The decisions of the learned Judge and of the Court of Appeal appear to me to have been unquestionably right. On the facts as stated by the umpire as of the time of inspection only about 5 per cent, of the goods corresponded with the description : and the umpire finds it impossible to say what proportion conformed at the time of shipment. It was contended that in all commercial contracts the question was whether there was a " substantial " compliance with the contract: there always must be some margin : and it is for the tribunal of fact to determine whether the margin is exceeded or not.

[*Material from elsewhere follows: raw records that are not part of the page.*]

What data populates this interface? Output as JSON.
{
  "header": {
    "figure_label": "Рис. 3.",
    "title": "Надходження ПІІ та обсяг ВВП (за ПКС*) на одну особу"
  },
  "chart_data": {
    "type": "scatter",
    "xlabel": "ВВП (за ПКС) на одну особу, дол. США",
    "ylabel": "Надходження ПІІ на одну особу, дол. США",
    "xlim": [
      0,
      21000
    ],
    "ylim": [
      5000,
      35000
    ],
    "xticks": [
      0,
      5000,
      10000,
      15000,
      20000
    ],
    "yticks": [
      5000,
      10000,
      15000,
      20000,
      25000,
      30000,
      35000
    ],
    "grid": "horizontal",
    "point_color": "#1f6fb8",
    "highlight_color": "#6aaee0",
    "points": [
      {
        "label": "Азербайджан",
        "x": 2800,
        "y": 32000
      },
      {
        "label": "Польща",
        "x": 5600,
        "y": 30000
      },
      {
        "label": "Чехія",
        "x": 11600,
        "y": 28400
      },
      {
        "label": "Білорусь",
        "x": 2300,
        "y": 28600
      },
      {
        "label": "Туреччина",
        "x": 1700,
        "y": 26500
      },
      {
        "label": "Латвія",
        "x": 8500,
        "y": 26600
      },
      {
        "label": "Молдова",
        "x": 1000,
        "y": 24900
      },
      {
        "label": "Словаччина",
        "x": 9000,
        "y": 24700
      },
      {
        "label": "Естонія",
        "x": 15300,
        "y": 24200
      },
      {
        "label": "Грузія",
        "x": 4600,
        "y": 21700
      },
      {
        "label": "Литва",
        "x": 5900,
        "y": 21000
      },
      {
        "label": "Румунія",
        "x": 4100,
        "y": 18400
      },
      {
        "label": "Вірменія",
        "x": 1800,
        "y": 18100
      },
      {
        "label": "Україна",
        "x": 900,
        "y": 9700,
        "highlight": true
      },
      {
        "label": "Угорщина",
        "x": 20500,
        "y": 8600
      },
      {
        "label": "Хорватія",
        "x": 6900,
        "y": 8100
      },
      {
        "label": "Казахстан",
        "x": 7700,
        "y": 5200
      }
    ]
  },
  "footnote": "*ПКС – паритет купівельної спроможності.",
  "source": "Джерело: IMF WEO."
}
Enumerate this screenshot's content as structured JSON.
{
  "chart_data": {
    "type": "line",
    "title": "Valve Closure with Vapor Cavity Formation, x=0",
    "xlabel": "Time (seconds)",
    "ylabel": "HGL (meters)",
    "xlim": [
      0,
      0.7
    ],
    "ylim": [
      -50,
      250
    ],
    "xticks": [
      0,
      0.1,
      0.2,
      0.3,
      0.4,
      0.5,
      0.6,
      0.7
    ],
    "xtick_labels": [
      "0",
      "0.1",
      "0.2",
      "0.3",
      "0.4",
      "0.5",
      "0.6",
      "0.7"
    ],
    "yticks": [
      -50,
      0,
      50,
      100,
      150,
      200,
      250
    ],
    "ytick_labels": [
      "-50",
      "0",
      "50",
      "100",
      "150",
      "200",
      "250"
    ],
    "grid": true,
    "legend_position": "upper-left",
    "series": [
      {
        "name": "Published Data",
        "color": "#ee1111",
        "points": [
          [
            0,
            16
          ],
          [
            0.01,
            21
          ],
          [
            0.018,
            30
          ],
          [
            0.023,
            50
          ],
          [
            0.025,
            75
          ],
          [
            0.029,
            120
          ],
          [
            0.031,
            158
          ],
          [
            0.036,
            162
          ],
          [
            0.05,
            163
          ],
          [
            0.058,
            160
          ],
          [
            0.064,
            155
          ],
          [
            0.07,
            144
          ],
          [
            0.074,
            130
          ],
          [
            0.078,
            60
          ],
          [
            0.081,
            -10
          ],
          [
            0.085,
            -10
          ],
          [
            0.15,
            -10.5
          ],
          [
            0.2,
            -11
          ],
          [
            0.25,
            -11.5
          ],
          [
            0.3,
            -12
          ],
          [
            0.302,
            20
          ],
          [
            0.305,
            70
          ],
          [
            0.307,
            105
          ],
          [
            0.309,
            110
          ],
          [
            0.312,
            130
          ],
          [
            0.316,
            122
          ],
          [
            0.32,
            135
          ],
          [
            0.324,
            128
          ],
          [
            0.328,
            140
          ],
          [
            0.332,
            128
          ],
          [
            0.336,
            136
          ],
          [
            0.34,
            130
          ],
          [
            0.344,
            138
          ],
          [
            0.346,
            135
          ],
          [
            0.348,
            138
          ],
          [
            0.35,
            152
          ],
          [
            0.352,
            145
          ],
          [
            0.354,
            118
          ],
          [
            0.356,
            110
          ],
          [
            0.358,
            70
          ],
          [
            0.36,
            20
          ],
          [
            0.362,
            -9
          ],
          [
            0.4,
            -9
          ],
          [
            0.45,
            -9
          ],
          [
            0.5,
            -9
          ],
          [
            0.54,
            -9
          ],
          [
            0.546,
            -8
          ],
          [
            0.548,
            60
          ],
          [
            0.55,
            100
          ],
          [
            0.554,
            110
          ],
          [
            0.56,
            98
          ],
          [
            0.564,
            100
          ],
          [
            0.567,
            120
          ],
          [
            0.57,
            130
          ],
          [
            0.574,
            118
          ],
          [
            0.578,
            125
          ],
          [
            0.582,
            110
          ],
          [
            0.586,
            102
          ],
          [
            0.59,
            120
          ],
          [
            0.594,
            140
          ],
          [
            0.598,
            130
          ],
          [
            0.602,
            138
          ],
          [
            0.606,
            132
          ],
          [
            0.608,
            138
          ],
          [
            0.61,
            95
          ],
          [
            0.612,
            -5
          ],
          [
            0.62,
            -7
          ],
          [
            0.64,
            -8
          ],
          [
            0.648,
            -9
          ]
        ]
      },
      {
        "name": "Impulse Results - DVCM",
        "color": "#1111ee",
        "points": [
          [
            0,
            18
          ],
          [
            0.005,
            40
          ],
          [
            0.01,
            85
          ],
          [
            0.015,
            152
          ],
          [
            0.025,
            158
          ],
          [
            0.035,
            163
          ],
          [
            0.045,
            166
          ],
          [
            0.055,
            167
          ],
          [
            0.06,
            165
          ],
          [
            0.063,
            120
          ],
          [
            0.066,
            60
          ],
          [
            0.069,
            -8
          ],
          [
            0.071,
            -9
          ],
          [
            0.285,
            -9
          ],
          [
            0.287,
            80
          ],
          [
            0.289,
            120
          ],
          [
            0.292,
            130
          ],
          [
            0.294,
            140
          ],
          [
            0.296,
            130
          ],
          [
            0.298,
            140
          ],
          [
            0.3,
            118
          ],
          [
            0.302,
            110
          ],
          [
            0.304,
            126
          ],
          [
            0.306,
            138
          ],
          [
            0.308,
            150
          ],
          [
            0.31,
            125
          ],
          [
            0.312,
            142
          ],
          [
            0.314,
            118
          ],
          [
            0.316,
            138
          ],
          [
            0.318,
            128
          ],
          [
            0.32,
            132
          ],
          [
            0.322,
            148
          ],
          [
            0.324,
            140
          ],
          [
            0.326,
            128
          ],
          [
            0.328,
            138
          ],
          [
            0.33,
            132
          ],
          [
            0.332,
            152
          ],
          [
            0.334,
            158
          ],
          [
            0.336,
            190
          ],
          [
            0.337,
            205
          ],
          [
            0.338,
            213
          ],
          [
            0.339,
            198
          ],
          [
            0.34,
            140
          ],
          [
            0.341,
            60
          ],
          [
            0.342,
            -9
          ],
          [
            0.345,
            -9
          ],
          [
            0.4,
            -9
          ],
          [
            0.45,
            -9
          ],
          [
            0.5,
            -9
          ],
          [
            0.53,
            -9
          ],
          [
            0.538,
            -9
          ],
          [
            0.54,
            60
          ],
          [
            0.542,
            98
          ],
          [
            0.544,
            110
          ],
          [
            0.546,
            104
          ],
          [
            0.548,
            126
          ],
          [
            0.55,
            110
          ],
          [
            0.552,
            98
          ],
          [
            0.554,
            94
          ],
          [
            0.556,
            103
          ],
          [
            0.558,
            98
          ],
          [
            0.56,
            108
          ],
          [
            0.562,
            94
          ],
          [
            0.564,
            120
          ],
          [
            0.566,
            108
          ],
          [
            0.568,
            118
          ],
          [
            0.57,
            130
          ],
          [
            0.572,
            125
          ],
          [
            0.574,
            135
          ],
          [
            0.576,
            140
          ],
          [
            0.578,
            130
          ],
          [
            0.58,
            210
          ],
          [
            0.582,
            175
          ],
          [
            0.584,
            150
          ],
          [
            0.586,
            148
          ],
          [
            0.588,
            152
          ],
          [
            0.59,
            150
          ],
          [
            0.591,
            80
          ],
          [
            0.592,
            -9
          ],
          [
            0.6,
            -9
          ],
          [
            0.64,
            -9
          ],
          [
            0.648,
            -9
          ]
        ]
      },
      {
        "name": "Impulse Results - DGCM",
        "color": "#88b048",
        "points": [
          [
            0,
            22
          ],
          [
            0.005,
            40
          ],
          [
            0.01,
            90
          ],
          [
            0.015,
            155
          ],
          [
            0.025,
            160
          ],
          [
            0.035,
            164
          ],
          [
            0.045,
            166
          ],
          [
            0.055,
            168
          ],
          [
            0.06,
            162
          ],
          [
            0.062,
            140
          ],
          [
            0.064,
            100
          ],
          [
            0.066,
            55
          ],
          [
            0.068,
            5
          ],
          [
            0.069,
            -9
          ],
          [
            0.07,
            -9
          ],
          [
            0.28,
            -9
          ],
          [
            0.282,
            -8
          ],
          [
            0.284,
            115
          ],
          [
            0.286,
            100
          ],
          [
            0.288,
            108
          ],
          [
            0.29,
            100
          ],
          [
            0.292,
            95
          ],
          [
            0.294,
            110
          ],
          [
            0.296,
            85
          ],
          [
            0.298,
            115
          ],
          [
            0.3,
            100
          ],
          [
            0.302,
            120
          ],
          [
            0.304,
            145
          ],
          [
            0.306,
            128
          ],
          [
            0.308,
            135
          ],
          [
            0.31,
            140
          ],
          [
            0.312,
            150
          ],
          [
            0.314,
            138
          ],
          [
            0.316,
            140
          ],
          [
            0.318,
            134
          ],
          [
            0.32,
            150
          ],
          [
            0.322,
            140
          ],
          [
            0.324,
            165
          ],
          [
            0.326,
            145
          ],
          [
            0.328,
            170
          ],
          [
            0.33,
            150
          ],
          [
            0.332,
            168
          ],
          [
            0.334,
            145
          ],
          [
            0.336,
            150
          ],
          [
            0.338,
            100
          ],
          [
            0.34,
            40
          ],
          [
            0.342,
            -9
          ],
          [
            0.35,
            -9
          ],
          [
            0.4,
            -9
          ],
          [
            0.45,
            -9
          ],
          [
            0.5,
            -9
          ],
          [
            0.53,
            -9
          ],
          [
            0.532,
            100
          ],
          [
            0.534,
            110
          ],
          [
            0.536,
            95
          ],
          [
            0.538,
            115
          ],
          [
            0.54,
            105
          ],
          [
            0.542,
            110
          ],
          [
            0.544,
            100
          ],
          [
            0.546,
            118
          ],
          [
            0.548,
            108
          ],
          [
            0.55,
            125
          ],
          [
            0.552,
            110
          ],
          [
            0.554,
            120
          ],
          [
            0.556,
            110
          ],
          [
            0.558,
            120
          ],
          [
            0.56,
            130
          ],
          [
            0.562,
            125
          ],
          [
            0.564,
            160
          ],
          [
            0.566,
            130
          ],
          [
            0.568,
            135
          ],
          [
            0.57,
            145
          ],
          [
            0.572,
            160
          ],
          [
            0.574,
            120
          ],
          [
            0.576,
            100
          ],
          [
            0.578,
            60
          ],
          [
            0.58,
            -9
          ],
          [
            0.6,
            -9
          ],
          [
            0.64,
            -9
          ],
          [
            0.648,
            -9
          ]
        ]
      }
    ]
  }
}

I cannot agree. If the written contract specifies conditions of weight, measurement and the like, those conditions must be complied with. A ton does not mean about a ton, or a yard about a yard. Still less when you descend to minute measurements does 1/2 in. mean about 1/2 in. If the seller wants a margin he must and in my experience does stipulate for it. Of course by recognised trade usage particular figures may be given a different meaning, as in a baker's dozen; or there may be even incorporated a definite margin more or less : but there is no evidence or finding of such a usage in the present case. No doubt there may be microscopic deviations which business men and therefore lawyers will ignore.

And in this respect it is necessary to remember that description and quantity are not necessarily the same: and that the legal rights in respect of them are regulated by different sections of the code description by Section 13, quantity by Section 30. It will be found that most of the cases that admit any deviation from the contract are cases where there has been an excess or deficiency in quantity which the Court has considered negligible. But apart from this consideration the right view is that the conditions of the contract must be strictly performed. If a condition is not performed the buyer has a right to reject. I do not myself think that there is any difference between business men and lawyers on this matter. No doubt in business men often find it unnecessary or inexpedient to insist on their strict legal rights. In a normal market if they get something substantially like the specified goods they may take them with or without grumbling and a claim for an allowance. But in a falling market I find that buyers are often as eager to insist on their legal rights as courts of law are ready to maintain them. No doubt at all times sellers are prepared to take a liberal view as to the rigidity of their own obligations, and possibly buyers who in turn are sellers may also dislike too much precision. But buyers are not as far as my experience goes inclined to think that the rights defined in the code are in excess of business needs. It may be desirable to add that the result in this case is in no way affected by the umpire's finding that the goods were fit for the particular purpose for which they were required. The implied condition under Section 14 (1), unless of course the contract provides otherwise, is additional to the condition under Section 13. A man may require goods for a particular purpose and make it known to the seller so as to secure the implied condition of fitness for that purpose : but there is no reason why he should not abandon that purpose if he pleases, and apply the goods to any purpose for which the description makes them suitable. If they do not correspond with the description there seems no business or legal reason why he should not reject them if he finds it convenient so to do.

Agreeing as I do with the reasoning of the judgments below, I find it unnecessary to say more than that I agree that the appeal should be dismissed with costs.